When does a polynomial have only nonnegative real roots Is there a general criterion to determine whether a polynomial with rational coefficients has the property that all of its roots are real and nonnegative?
 A: The number of negative real roots of $p(x)$ is $m-2k$ for some $k=0,1,2,...$, where $m$ is the number of sign changes in the coefficients of the polynomial $q(x)=p(-x)$. So if this $q(x)$ has no sign changes in its coefficients then $p(x)$ can only have nonnegative real roots. 
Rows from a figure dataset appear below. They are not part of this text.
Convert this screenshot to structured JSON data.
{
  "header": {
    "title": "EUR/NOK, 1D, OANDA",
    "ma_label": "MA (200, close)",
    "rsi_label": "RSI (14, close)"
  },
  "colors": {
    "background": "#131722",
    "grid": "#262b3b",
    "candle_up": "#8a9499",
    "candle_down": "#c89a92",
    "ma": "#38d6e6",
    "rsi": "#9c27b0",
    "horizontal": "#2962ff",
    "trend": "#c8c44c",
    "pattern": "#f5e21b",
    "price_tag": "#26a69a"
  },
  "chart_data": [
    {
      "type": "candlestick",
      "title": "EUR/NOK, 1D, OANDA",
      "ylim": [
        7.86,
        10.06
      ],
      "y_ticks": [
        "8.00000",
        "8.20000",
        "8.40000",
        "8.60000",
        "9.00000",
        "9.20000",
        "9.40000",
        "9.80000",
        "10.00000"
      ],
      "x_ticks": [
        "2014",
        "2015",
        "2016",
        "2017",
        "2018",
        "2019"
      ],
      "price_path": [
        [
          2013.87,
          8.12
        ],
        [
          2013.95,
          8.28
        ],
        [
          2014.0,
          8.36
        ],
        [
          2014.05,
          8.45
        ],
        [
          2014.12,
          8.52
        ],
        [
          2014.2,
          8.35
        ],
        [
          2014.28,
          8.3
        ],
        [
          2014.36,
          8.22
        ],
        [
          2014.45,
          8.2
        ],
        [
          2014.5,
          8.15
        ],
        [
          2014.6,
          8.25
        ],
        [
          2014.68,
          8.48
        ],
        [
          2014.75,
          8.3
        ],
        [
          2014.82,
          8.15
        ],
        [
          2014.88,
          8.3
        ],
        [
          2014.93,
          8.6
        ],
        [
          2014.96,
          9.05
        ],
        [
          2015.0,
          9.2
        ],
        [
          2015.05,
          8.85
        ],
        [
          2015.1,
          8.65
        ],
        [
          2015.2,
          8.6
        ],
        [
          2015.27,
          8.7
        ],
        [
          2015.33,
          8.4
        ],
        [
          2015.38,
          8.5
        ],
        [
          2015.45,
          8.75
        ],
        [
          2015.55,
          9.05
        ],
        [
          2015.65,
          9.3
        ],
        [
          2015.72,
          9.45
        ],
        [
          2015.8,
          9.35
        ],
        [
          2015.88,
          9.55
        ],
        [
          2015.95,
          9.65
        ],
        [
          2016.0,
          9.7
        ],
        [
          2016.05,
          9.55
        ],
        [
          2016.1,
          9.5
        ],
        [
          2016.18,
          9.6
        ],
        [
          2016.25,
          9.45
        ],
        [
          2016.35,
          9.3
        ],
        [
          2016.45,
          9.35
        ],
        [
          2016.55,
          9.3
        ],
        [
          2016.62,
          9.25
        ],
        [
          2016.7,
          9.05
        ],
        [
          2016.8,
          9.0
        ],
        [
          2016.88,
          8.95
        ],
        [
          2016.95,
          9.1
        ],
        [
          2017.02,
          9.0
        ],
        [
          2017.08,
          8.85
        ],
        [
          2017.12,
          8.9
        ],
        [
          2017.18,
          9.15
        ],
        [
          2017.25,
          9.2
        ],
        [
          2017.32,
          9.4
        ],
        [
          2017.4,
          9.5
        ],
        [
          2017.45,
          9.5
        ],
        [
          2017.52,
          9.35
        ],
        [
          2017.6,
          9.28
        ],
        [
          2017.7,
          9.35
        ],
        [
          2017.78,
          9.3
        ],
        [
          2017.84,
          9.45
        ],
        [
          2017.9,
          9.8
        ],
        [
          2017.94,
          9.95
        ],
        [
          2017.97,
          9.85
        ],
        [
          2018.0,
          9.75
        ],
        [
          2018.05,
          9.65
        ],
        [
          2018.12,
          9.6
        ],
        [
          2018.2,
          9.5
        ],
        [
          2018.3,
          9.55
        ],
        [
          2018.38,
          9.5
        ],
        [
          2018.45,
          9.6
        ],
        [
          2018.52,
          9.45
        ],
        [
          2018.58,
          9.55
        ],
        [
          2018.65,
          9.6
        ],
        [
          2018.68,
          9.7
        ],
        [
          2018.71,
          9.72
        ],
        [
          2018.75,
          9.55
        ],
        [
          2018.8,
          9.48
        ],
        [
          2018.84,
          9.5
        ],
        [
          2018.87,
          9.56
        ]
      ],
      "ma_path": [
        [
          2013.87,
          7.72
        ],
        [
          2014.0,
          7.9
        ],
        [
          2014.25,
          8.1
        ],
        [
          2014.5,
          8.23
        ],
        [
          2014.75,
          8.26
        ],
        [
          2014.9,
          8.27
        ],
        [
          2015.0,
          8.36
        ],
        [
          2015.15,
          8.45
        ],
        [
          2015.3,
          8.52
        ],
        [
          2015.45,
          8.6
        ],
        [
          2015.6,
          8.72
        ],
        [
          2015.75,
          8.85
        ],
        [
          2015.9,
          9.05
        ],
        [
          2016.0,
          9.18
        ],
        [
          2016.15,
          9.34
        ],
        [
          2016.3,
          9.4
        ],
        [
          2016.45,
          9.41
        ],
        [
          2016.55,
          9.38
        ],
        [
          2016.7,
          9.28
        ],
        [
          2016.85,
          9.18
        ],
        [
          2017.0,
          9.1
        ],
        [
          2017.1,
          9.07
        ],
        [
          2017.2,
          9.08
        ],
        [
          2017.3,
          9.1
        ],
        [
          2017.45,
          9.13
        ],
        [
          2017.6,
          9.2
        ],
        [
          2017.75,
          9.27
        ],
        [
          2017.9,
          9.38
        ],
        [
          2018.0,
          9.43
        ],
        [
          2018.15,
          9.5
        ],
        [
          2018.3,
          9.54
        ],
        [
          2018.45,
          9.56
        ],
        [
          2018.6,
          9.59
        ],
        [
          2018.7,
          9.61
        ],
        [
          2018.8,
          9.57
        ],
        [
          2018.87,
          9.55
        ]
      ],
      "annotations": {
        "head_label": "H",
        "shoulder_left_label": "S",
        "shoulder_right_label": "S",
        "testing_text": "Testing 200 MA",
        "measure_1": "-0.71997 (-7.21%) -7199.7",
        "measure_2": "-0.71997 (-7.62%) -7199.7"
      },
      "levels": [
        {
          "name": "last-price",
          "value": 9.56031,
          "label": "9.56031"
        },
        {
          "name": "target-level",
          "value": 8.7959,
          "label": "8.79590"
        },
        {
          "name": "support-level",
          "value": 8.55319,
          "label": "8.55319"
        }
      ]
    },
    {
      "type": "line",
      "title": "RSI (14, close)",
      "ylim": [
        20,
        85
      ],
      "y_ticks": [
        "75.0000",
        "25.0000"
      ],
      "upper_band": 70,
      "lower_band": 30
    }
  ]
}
Example: $p(x)=x^9-3x^4+7x-1$ gives $q(x)=-x^9-3x^4-7x-1$ with all coefficients negative, so that there are $m=0$ sign changes, causing $p(x)$ to have only nonnegative real roots. Here $p(x)$ itself has three sign changes, so it has 1 or 3 positive real roots.
This is called Descarte's rule of signs. Of course it might not determine anything at all about negative roots if there are sign changes in $q(x),$ since if $q(x)$ has an even number of sign changes then the number of negative roots $m-2k$ can be zero when $m$ is even.
A: The full answer is a little complicated to type out. I suggest looking at Sturm's Theorem. The Sturm sequence of a polynomial $P(x)$ can be used  to determine the number of zeros of $P(x)$ in a given interval. It is a crucial element in Tarski's decision procedure for the truth in the reals of sentences of the elementary theory of fields.